Tobías obedece a su padre Tobit y parte hacia tierras lejanas en busca de un copioso tesoro que debe recuperar. Bajo el nombre de Azarías, el ángel Rafael le acompaña en el viaje. Alojado en casa de su pariente Ragüel, Tobías contempla a su hija Sara y se enamora de ella. Sus padres le advierten preocupados de que Sara se casó siete veces y los siete maridos fallecieron la noche de bodas. Tobías, al que había mordido en la ribera del río Tigris un pez de gran tamaño, le extrajo el hígado, el corazón y la hiel. Decidió preparar un sahumerio con aquellas vísceras para superar la noche de bodas abrazado a la desnudez de la bella Sara. La pócima funcionó y la vida de Tobías se prolongó en la felicidad.
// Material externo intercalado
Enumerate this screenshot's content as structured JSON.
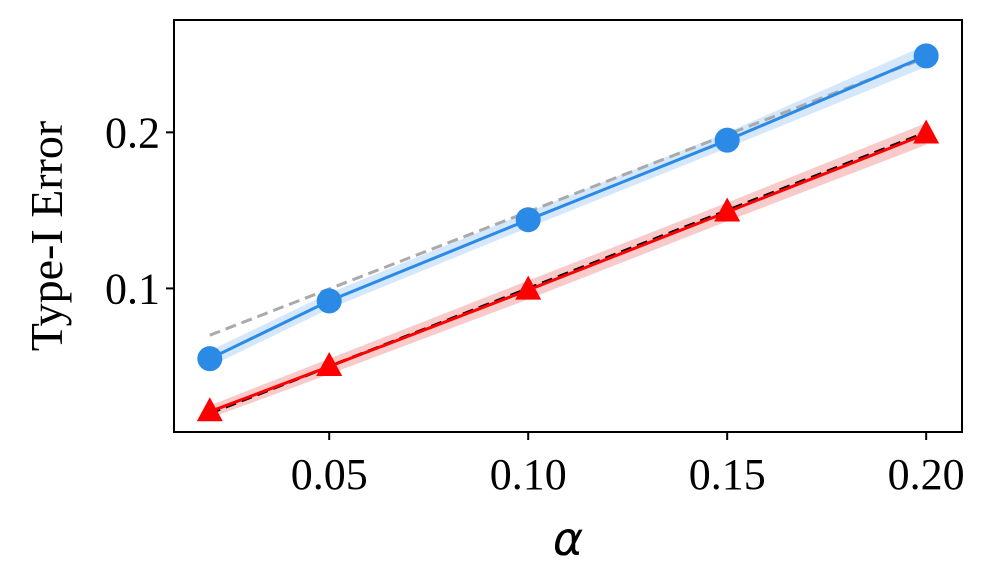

Rogelio Blanco, en su nuevo libro El pez de Tobías, inicia el largo viaje a las culturas, el tesoro que desprecia una buena parte de la clase política española, en su insondable mediocridad. Aparte de una obra cimera sobre María Zambrano, el autor ha publicado La escala de Jacob, El odre de Agar, La vara de Aarón, La honda de David y La recua de Abigail, libros todos con remembranzas veterotestamentarias.
En mi opinión Rogelio Blanco hubiera sido un gran ministro de cultura y tal vez lo sea si su partido se recupera de la catástrofe de Pedro Sánchez y retorna al camino desbrozado por Felipe González, el hombre de Estado que engrandeció al PSOE.
En El pez de Tobías, Rogelio Blanco toma de la mano al lector y le lleva, “todavía hay sol en las bardas”, por el mundo inagotable de las culturas. Le conduce al conocimiento de la poesía de Juan Gelman o a las tres lecturas de El Quijote de Enrique Herreros, que fue pintor de largo alcance.
Recala el autor en La esfinge maragata y asegura que es “un pálpito de la vida rural española”, un éxito de Concha Espina. “Ciega la novelista y autodidacta, su prosa se hace cándida y fluida”. Rogelio Blanco defiende, por cierto, a las mujeres maragatas, en contra de los machismos indecentes, antes de recalar en La niña de Luzmela.
Viaja el autor a la obra de Jünger, de Heidegger, de Foucault... Y también de Ernesto Sábato y Ortega y Gasset, primera inteligencia del siglo XX español. La cultura para el autor de El pez de Tobías es “ontogenética, pues se presenta en cada miembro de un colectivo, y filogenética pues es evolución en el tiempo”.
Viaja también Rogelio Blanco a los archivos porque “son un resultado cultural que se acumula bajo el modelo de la escritura, que se acopia y protege, que posee contenido, que expresa su lectura para transformarse en conocimiento, que es expresión material de un colectivo de seres llenos de memes. Memes que además de ser unidades de información, recogen memorias (mnesit) y repiten hechos (mimesis). En conclusión son unidades culturales explicitas de la ontofilogenia de un pueblo”.
Navega el autor junto al pez de Tobías por las aguas turbulentas de los papeles de Salamanca, convertidos a ráfagas en un albañal; se detiene en el análisis sagaz de la burguesía leonesa durante la Guerra Civil española y estudia los “diarios robados” de Alcalá Zamora. “Ahí están -afirma- los diarios conservados íntegramente para que el lector decida sobre una etapa nada exitosa de nuestra historia en la que a la República, régimen votado por los españoles, no se la dejó crecer, ya que no pasó de niña, ni siquiera llegó a adolescente, según María Zambrano”.
Tal vez el capítulo más desconocido del viaje de Rogelio Blanco por el territorio de las culturas sea su estudio sobre León como cuna del parlamentarismo. Aporta datos incontrovertibles para afirmar que la convocatoria del rey de una Curia Regia, que derivó en Curia Plena, en la Colegiata de San Isidro en el año 1188, antecede a la Carta Magna inglesa concedida por Juan Sin Tierra en 1215.
Tras juzgar al poeta levantisco de Falange Española, Dionisio Ridruejo, “mayor en la obra que en la maniobra” (magis in opere quam in operatione), el autor de El pez de Tobías se suma a Octavio Paz para decir que “para ser he de ser otro, salir de mí, buscarme entre los otros que no son si yo no existo, los otros que me dan plena existencia”.